Operators of RMs, MTFs and OTFs will be required to be authorised by a Member State Regulator and once authorised will be subject to certain organisational, market surveillance and conduct requirements.

Trades executed on an RM, MTF, OTF or an “equivalent third country venue” (i.e. a non-EU venue that has been deemed equivalent by the European Commission) will enable counterparties to comply with the new mandatory “on-exchange” trading requirement for derivatives in MiFID II. An SI is not a relevant venue for these purposes. Non-EU investment firms and market operators will have to take steps to ensure that equivalence is granted in addition to considering how to access and thus retain EU business post-MiFID II.

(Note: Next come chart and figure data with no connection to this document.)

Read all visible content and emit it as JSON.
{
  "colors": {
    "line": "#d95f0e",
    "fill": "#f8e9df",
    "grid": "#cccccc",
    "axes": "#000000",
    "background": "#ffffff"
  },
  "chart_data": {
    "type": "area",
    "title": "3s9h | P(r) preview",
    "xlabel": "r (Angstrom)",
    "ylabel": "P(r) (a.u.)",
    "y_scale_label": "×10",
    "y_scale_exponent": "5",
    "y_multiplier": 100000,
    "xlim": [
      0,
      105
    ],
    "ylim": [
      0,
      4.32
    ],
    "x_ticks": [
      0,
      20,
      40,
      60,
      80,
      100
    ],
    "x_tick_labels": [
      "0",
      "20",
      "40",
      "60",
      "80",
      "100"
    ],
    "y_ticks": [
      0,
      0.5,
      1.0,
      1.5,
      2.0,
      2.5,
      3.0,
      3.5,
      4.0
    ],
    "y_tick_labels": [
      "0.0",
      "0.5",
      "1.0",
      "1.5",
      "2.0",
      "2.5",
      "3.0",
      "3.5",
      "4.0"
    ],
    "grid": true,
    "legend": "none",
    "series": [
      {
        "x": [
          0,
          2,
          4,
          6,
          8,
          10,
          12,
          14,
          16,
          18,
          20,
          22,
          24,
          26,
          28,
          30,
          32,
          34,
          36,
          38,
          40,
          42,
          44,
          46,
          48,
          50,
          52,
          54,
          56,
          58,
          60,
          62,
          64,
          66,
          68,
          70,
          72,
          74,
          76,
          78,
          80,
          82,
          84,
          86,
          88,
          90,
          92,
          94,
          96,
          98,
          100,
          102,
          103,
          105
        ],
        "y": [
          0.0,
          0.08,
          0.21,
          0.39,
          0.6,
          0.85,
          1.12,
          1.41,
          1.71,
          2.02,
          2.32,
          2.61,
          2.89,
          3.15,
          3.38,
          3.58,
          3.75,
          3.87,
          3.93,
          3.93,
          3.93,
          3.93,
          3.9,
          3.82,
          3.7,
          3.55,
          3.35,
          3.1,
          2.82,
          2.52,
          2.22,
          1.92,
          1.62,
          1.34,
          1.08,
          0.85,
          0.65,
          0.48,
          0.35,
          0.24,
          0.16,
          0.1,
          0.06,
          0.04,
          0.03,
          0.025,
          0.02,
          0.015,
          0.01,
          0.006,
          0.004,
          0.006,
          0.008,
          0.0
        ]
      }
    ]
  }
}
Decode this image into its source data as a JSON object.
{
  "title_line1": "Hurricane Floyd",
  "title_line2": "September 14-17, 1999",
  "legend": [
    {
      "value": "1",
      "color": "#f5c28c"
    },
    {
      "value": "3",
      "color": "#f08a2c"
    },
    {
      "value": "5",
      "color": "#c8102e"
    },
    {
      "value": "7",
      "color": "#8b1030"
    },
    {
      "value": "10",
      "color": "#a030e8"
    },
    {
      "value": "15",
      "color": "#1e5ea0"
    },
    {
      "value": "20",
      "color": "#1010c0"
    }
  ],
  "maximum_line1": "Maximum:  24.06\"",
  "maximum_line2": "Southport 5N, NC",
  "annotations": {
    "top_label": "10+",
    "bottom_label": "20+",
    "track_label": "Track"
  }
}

Trades executed on an RM, MTF, SI or an equivalent third country venue will enable counterparties to comply with the new mandatory “on-exchange” trading requirement for shares and equity-like instruments in MiFID II. An OTF is not a relevant venue for these purposes.

Trades executed on an OTF and an MTF or with an SI will still be treated as OTC for the purposes of EMIR and so counterparties that execute trades on such venues will still have to comply with the reporting, risk mitigation and clearing obligations under EMIR (where applicable).

Next steps

It is important that investment firms and market operators understand their regulated status under MiFID II. Certain restrictions and mandatory trading requirements, both in relation to equities and derivatives instruments under MiFID II, will affect the existing business of these operators and firms, including non-EU investment firms and market operators who currently access the European market under an exemption (e.g. on the basis of the UK's overseas persons exemption).

The FCA has indicated that it hopes to open the authorisation application gateway for new regulated activities under MiFID II at the beginning of 2017. The FCA is expected to publish an applications and notifications guide once the Level 2 delegated acts have been finalised, which is expected shortly.